My little contribution in helping solve this issue is building and launching Clarion, an AI curator that filters for rational progress rather than noise -

https://clarion.today/


👤 AnimalMuppet
I see it. I think that a couple of large things happened in the larger society, and tech is inside of that.

The American Dream kind of died. It died in two ways, and it's important to keep them separate.

First, the American Dream died (or at least got very sick) in that the path from high school graduate to high-paying job got very narrow. This was because other countries rebuilt after WWII, and outsourcing happened, and the US culture changed from more "we're all in this together" to more "I got mine, you can starve".

Second, the American Dream died even for those who got the well-paid jobs. They found out that it wasn't enough - that they needed something more than more money. Material prosperity is not enough, and more material prosperity won't fix it. Humans need something more, and we aren't getting it.

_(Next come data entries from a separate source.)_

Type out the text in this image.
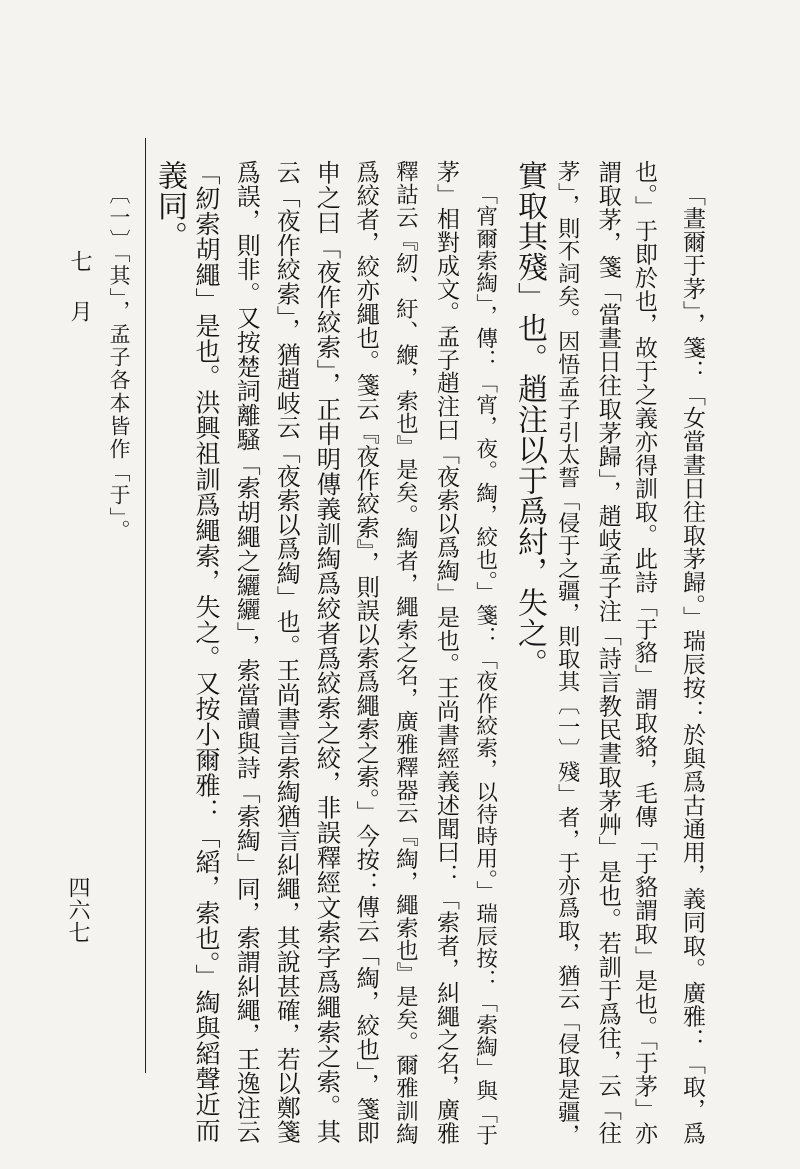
「晝爾于茅」，箋：「女當晝日往取茅歸。」瑞辰按：於與爲古通用，義同取。廣雅：「取，爲
也。」于即於也，故于之義亦得訓取。此詩「于貉」謂取貉，毛傳「于貉謂取」是也。「于茅」亦
謂取茅，箋「當晝日往取茅歸」，趙岐孟子注「詩言教民晝取茅艸」是也。若訓于爲往，云「往
茅」，則不詞矣。因悟孟子引太誓「侵于之疆，則取其〔一〕殘」者，于亦爲取，猶云「侵取是疆，
實取其殘」也。趙注以于爲紂，失之。
「宵爾索綯」，傳：「宵，夜。綯，絞也。」箋：「夜作絞索，以待時用。」瑞辰按：「索綯」與「于
茅」相對成文。孟子趙注曰「夜索以爲綯」是也。王尚書經義述聞曰：「索者，糾繩之名，廣雅
釋詁云『紉、紆、緶，索也』是矣。綯者，繩索之名，廣雅釋器云『綯，繩索也』是矣。爾雅訓綯
爲絞者，絞亦繩也。箋云『夜作絞索』，則誤以索爲繩索之索。」今按：傳云「綯，絞也」，箋即
申之曰「夜作絞索」，正申明傳義訓綯爲絞者爲絞索之絞，非誤釋經文索字爲繩索之索。其
云「夜作絞索」，猶趙岐云「夜索以爲綯」也。王尚書言索綯猶言糾繩，其說甚確，若以鄭箋
爲誤，則非。又按楚詞離騷「索胡繩之纚纚」，索當讀與詩「索綯」同，索謂糾繩，王逸注云
「紉索胡繩」是也。洪興祖訓爲繩索，失之。又按小爾雅：「縚，索也。」綯與縚聲近而
義同。
〔一〕「其」，孟子各本皆作「于」。
七　月
四六七
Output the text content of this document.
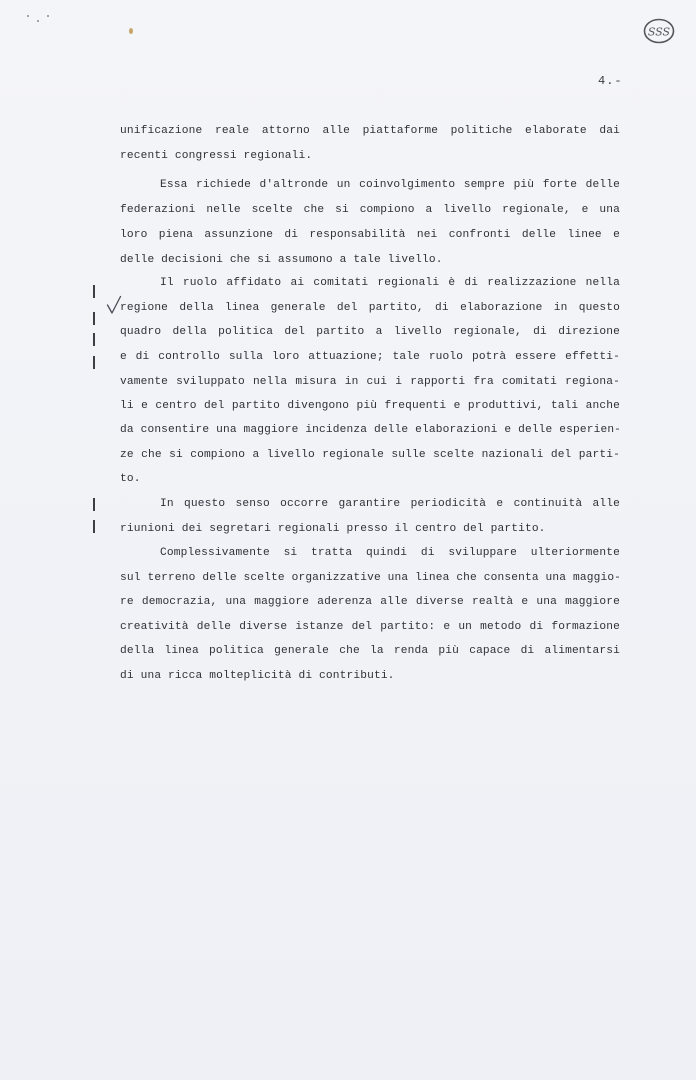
SSS
4.-
unificazione reale attorno alle piattaforme politiche elaborate dai
recenti congressi regionali.
Essa richiede d'altronde un coinvolgimento sempre più forte delle
federazioni nelle scelte che si compiono a livello regionale, e una
loro piena assunzione di responsabilità nei confronti delle linee e
delle decisioni che si assumono a tale livello.
Il ruolo affidato ai comitati regionali è di realizzazione nella
regione della linea generale del partito, di elaborazione in questo
quadro della politica del partito a livello regionale, di direzione
e di controllo sulla loro attuazione; tale ruolo potrà essere effetti-
vamente sviluppato nella misura in cui i rapporti fra comitati regiona-
li e centro del partito divengono più frequenti e produttivi, tali anche
da consentire una maggiore incidenza delle elaborazioni e delle esperien-
ze che si compiono a livello regionale sulle scelte nazionali del parti-
to.
In questo senso occorre garantire periodicità e continuità alle
riunioni dei segretari regionali presso il centro del partito.
Complessivamente si tratta quindi di sviluppare ulteriormente
sul terreno delle scelte organizzative una linea che consenta una maggio-
re democrazia, una maggiore aderenza alle diverse realtà e una maggiore
creatività delle diverse istanze del partito: e un metodo di formazione
della linea politica generale che la renda più capace di alimentarsi
di una ricca molteplicità di contributi.
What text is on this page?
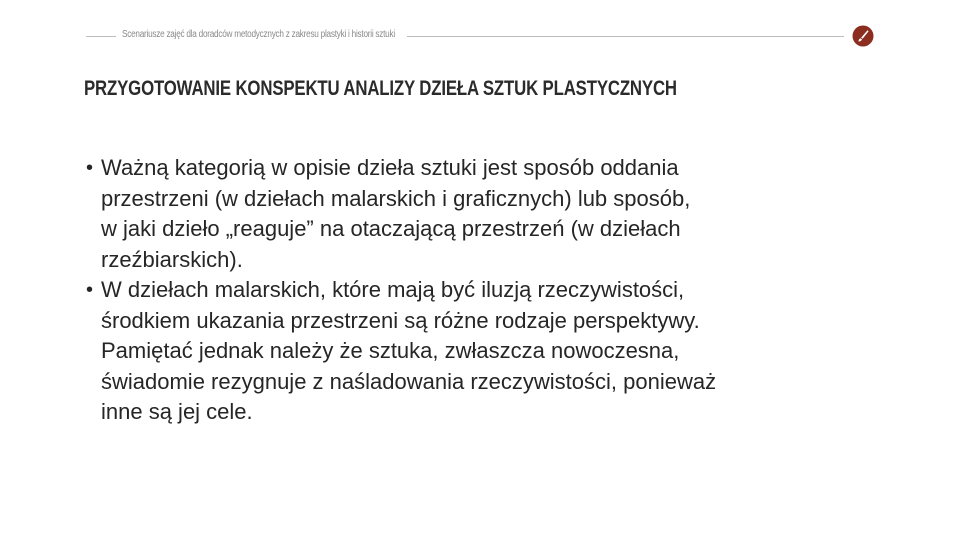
Scenariusze zajęć dla doradców metodycznych z zakresu plastyki i historii sztuki
PRZYGOTOWANIE KONSPEKTU ANALIZY DZIEŁA SZTUK PLASTYCZNYCH
• Ważną kategorią w opisie dzieła sztuki jest sposób oddania
przestrzeni (w dziełach malarskich i graficznych) lub sposób,
w jaki dzieło „reaguje” na otaczającą przestrzeń (w dziełach
rzeźbiarskich).
• W dziełach malarskich, które mają być iluzją rzeczywistości,
środkiem ukazania przestrzeni są różne rodzaje perspektywy.
Pamiętać jednak należy że sztuka, zwłaszcza nowoczesna,
świadomie rezygnuje z naśladowania rzeczywistości, ponieważ
inne są jej cele.
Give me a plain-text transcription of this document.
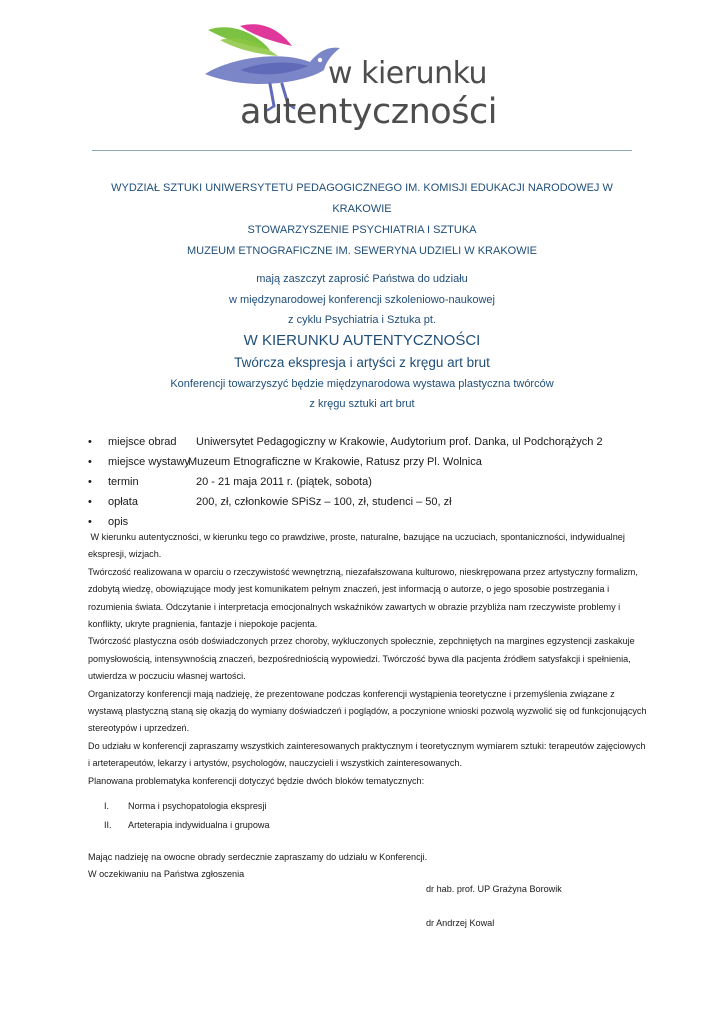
w kierunku
autentyczności
WYDZIAŁ SZTUKI UNIWERSYTETU PEDAGOGICZNEGO IM. KOMISJI EDUKACJI NARODOWEJ W
KRAKOWIE
STOWARZYSZENIE PSYCHIATRIA I SZTUKA
MUZEUM ETNOGRAFICZNE IM. SEWERYNA UDZIELI W KRAKOWIE
mają zaszczyt zaprosić Państwa do udziału
w międzynarodowej konferencji szkoleniowo-naukowej
z cyklu Psychiatria i Sztuka pt.
W KIERUNKU AUTENTYCZNOŚCI
Twórcza ekspresja i artyści z kręgu art brut
Konferencji towarzyszyć będzie międzynarodowa wystawa plastyczna twórców
z kręgu sztuki art brut
• miejsce obrad Uniwersytet Pedagogiczny w Krakowie, Audytorium prof. Danka, ul Podchorążych 2
• miejsce wystawyMuzeum Etnograficzne w Krakowie, Ratusz przy Pl. Wolnica
• termin	20 - 21 maja 2011 r. (piątek, sobota)
• opłata	200, zł, członkowie SPiSz – 100, zł, studenci – 50, zł
• opis

W kierunku autentyczności, w kierunku tego co prawdziwe, proste, naturalne, bazujące na uczuciach, spontaniczności, indywidualnej ekspresji, wizjach.

Twórczość realizowana w oparciu o rzeczywistość wewnętrzną, niezafałszowana kulturowo, nieskrępowana przez artystyczny formalizm, zdobytą wiedzę, obowiązujące mody jest komunikatem pełnym znaczeń, jest informacją o autorze, o jego sposobie postrzegania i rozumienia świata. Odczytanie i interpretacja emocjonalnych wskaźników zawartych w obrazie przybliża nam rzeczywiste problemy i konflikty, ukryte pragnienia, fantazje i niepokoje pacjenta.

Twórczość plastyczna osób doświadczonych przez choroby, wykluczonych społecznie, zepchniętych na margines egzystencji zaskakuje pomysłowością, intensywnością znaczeń, bezpośredniością wypowiedzi. Twórczość bywa dla pacjenta źródłem satysfakcji i spełnienia, utwierdza w poczuciu własnej wartości.

Organizatorzy konferencji mają nadzieję, że prezentowane podczas konferencji wystąpienia teoretyczne i przemyślenia związane z wystawą plastyczną staną się okazją do wymiany doświadczeń i poglądów, a poczynione wnioski pozwolą wyzwolić się od funkcjonujących stereotypów i uprzedzeń.

Do udziału w konferencji zapraszamy wszystkich zainteresowanych praktycznym i teoretycznym wymiarem sztuki: terapeutów zajęciowych i arteterapeutów, lekarzy i artystów, psychologów, nauczycieli i wszystkich zainteresowanych.

Planowana problematyka konferencji dotyczyć będzie dwóch bloków tematycznych:

I. Norma i psychopatologia ekspresji
II. Arteterapia indywidualna i grupowa

Mając nadzieję na owocne obrady serdecznie zapraszamy do udziału w Konferencji.

W oczekiwaniu na Państwa zgłoszenia

dr hab. prof. UP Grażyna Borowik
dr Andrzej Kowal
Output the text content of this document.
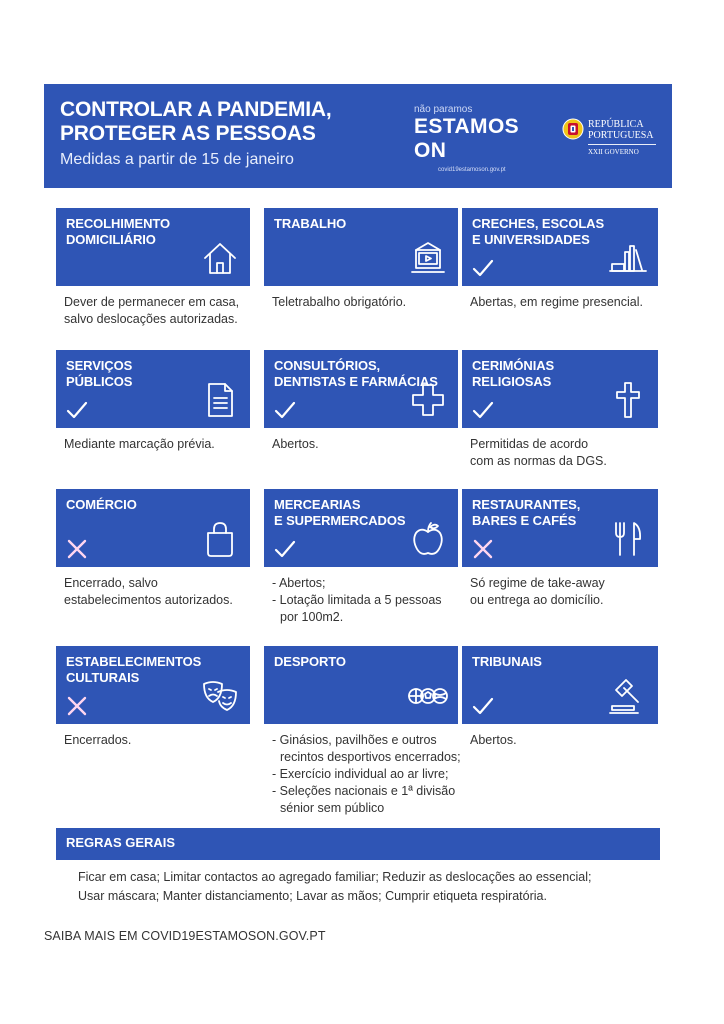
CONTROLAR A PANDEMIA,
PROTEGER AS PESSOAS
Medidas a partir de 15 de janeiro
não paramos
ESTAMOS ON
covid19estamoson.gov.pt
REPÚBLICA
PORTUGUESA
XXII GOVERNO
RECOLHIMENTO
DOMICILIÁRIO
Dever de permanecer em casa,
salvo deslocações autorizadas.
TRABALHO
Teletrabalho obrigatório.
CRECHES, ESCOLAS
E UNIVERSIDADES
Abertas, em regime presencial.
SERVIÇOS
PÚBLICOS
Mediante marcação prévia.
CONSULTÓRIOS,
DENTISTAS E FARMÁCIAS
Abertos.
CERIMÓNIAS
RELIGIOSAS
Permitidas de acordo
com as normas da DGS.
COMÉRCIO
Encerrado, salvo
estabelecimentos autorizados.
MERCEARIAS
E SUPERMERCADOS
- Abertos;
- Lotação limitada a 5 pessoas
por 100m2.
RESTAURANTES,
BARES E CAFÉS
Só regime de take-away
ou entrega ao domicílio.
ESTABELECIMENTOS
CULTURAIS
Encerrados.
DESPORTO
- Ginásios, pavilhões e outros
recintos desportivos encerrados;
- Exercício individual ao ar livre;
- Seleções nacionais e 1ª divisão
sénior sem público
TRIBUNAIS
Abertos.
REGRAS GERAIS
Ficar em casa; Limitar contactos ao agregado familiar; Reduzir as deslocações ao essencial;
Usar máscara; Manter distanciamento; Lavar as mãos; Cumprir etiqueta respiratória.
SAIBA MAIS EM COVID19ESTAMOSON.GOV.PT
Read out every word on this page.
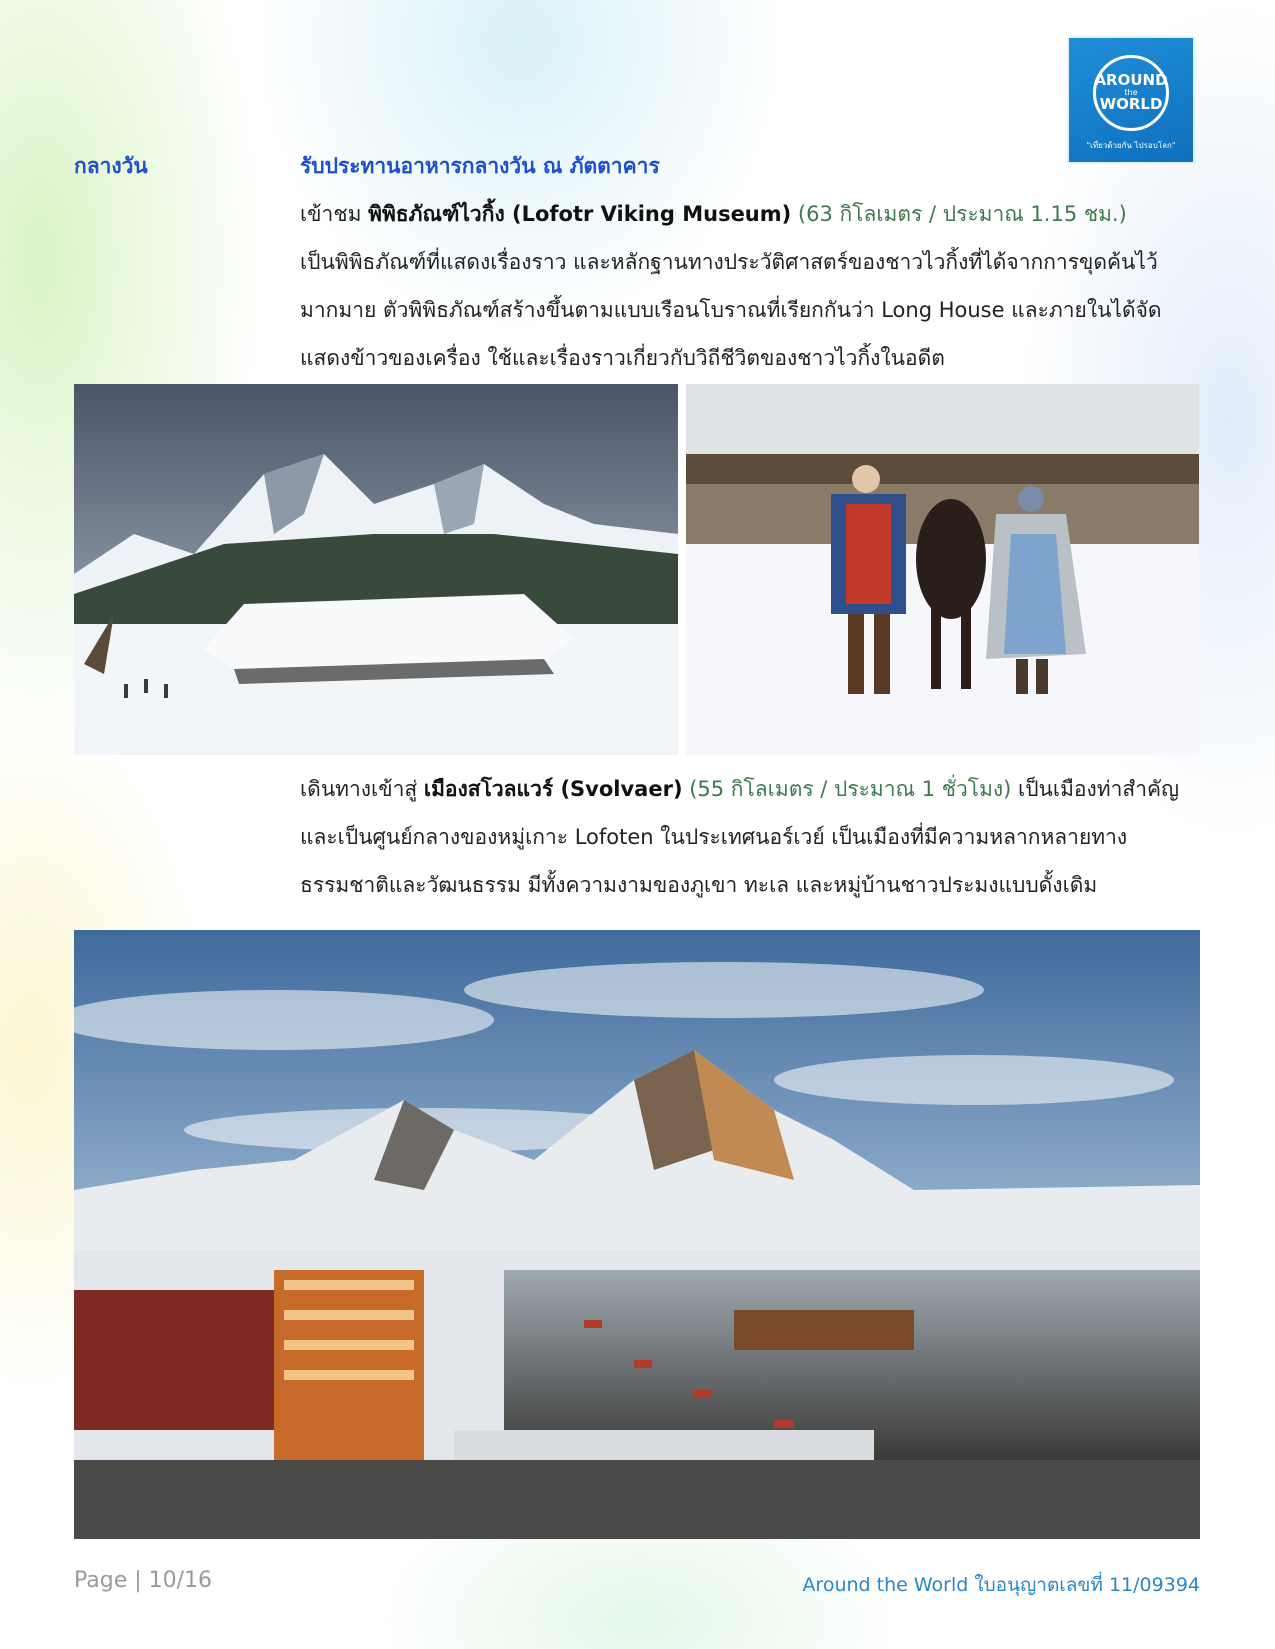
AROUND
the
WORLD
"เที่ยวด้วยกัน ไปรอบโลก"
กลางวัน	รับประทานอาหารกลางวัน ณ ภัตตาคาร
เข้าชม พิพิธภัณฑ์ไวกิ้ง (Lofotr Viking Museum) (63 กิโลเมตร / ประมาณ 1.15 ชม.)
เป็นพิพิธภัณฑ์ที่แสดงเรื่องราว และหลักฐานทางประวัติศาสตร์ของชาวไวกิ้งที่ได้จากการขุดค้นไว้มากมาย ตัวพิพิธภัณฑ์สร้างขึ้นตามแบบเรือนโบราณที่เรียกกันว่า Long House และภายในได้จัดแสดงข้าวของเครื่อง ใช้และเรื่องราวเกี่ยวกับวิถีชีวิตของชาวไวกิ้งในอดีต
เดินทางเข้าสู่ เมืองสโวลแวร์ (Svolvaer) (55 กิโลเมตร / ประมาณ 1 ชั่วโมง) เป็นเมืองท่าสำคัญและเป็นศูนย์กลางของหมู่เกาะ Lofoten ในประเทศนอร์เวย์ เป็นเมืองที่มีความหลากหลายทางธรรมชาติและวัฒนธรรม มีทั้งความงามของภูเขา ทะเล และหมู่บ้านชาวประมงแบบดั้งเดิม
Page | 10/16	Around the World ใบอนุญาตเลขที่ 11/09394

We're not getting it from technology, either. We don't need better graphics and instant movies. We don't even need social media - or at least, we don't need what social media has turned into, making us a slave to dopamine hits.

With that going on, how do people view tech? As a way to get rich? Well, that's probably not going to work out, at least not for most of us, and even if it does, all it gets me is money. As a means of making the world better? Yeah, how's that working out?

We're feeling the lack of something, and money isn't going to fix it, and tech isn't either.

I think that's what changed. People thought that tech could make the world better, and make them rich along the way, and now they see that tech can't fix what we need fixed, and being rich isn't enough.


👤 admissionsguy
It's just aging. If you were aware of tech climate in the 2010s, means you are past 30 years old and getting jaded. Young people are very enthusiastic about the AI.